In the best of all worlds, the medical bill review teams, whether internal or an external vendor, would catch what has been accepted under the claim versus what’s being billed by the provider, but in reality, charges of this nature still routinely slip through the cracks.
Fixing the Problem
New technologies that leverage artificial intelligence (AI) to “read” medical records are on the horizon. These systems can analyze all of the body parts and conditions being treated and compare that against the medical bill payment data. As such, smart systems are becoming the new front line for establishing exactly what gets paid under the claim and alerting claims adjusters to anything that doesn’t seem quite right. The adjuster can then take a look and discuss with the physician’s office the reasons for inclusion of the treatment before the bill gets paid and the abnormality becomes part of a future MSA, generating costs associated with lifetime care for the body part or condition.
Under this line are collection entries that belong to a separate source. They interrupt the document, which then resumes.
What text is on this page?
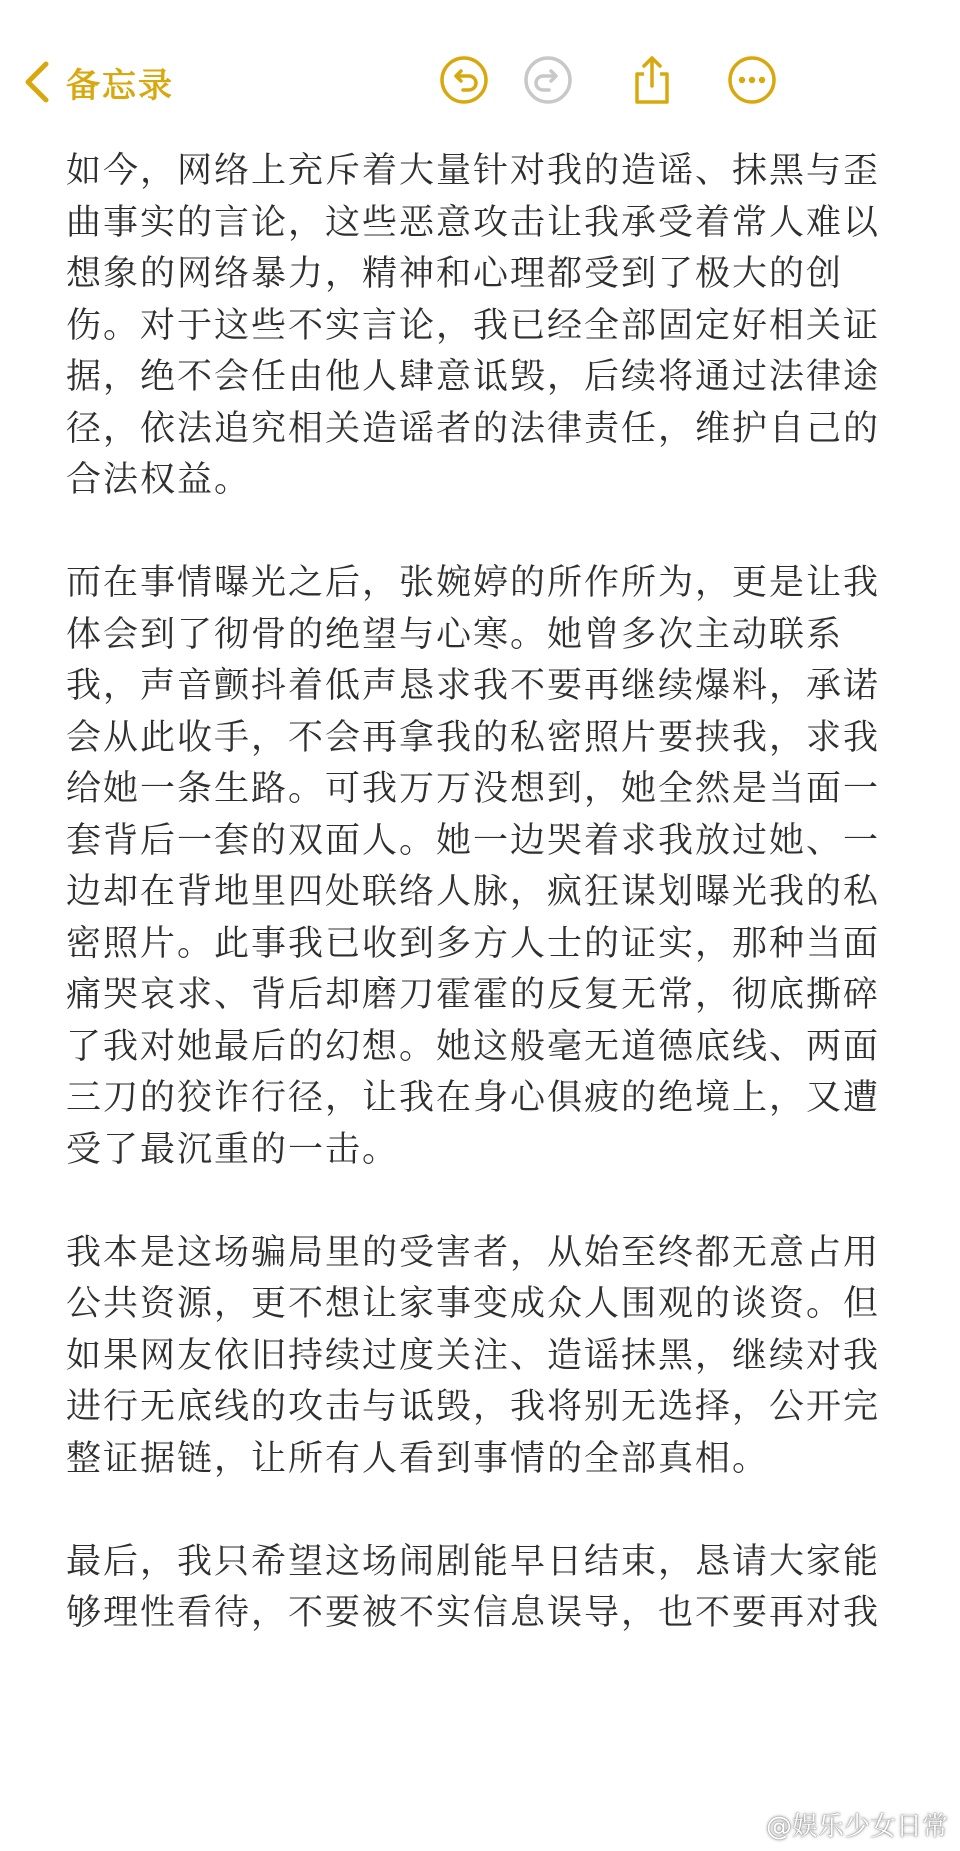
备忘录

如今，网络上充斥着大量针对我的造谣、抹黑与歪
曲事实的言论，这些恶意攻击让我承受着常人难以
想象的网络暴力，精神和心理都受到了极大的创
伤。对于这些不实言论，我已经全部固定好相关证
据，绝不会任由他人肆意诋毁，后续将通过法律途
径，依法追究相关造谣者的法律责任，维护自己的
合法权益。

而在事情曝光之后，张婉婷的所作所为，更是让我
体会到了彻骨的绝望与心寒。她曾多次主动联系
我，声音颤抖着低声恳求我不要再继续爆料，承诺
会从此收手，不会再拿我的私密照片要挟我，求我
给她一条生路。可我万万没想到，她全然是当面一
套背后一套的双面人。她一边哭着求我放过她、一
边却在背地里四处联络人脉，疯狂谋划曝光我的私
密照片。此事我已收到多方人士的证实，那种当面
痛哭哀求、背后却磨刀霍霍的反复无常，彻底撕碎
了我对她最后的幻想。她这般毫无道德底线、两面
三刀的狡诈行径，让我在身心俱疲的绝境上，又遭
受了最沉重的一击。

我本是这场骗局里的受害者，从始至终都无意占用
公共资源，更不想让家事变成众人围观的谈资。但
如果网友依旧持续过度关注、造谣抹黑，继续对我
进行无底线的攻击与诋毁，我将别无选择，公开完
整证据链，让所有人看到事情的全部真相。

最后，我只希望这场闹剧能早日结束，恳请大家能
够理性看待，不要被不实信息误导，也不要再对我

@娱乐少女日常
For example, it won’t be long until applications can generate reports showing an additional alleged body part is now being treated under a claim. Alerts can be automatically generated to adjusters showing the scope “creep” as what started as a low back claim has now expanded into the neck and shoulders. The injured worker is now also having problems with hips and knees, and three new medications have been added that the adjuster may not have been aware of. Applications can identify all of these vitally important nuggets hiding in the data and place them into context, allowing a wealth of information to be delivered to the adjuster’s fingertips in real time.
AI-based applications show tremendous potential for flagging issues that get missed. Machine learning fills in the blanks by understanding how things fit and how they don’t, even when it’s a little murky. The cost savings, as well as the time saved in managing claims, will be tremendous. Hidden data will finally be brought into the light so that people can make more informed decisions about what to pay and why. This is an exciting new frontier for MSAs, as medical payments are limited to only those body parts and conditions accepted under the claim, allowing the MSAs to be based on the most accurate, up-to-date information available, while holding down potential costs.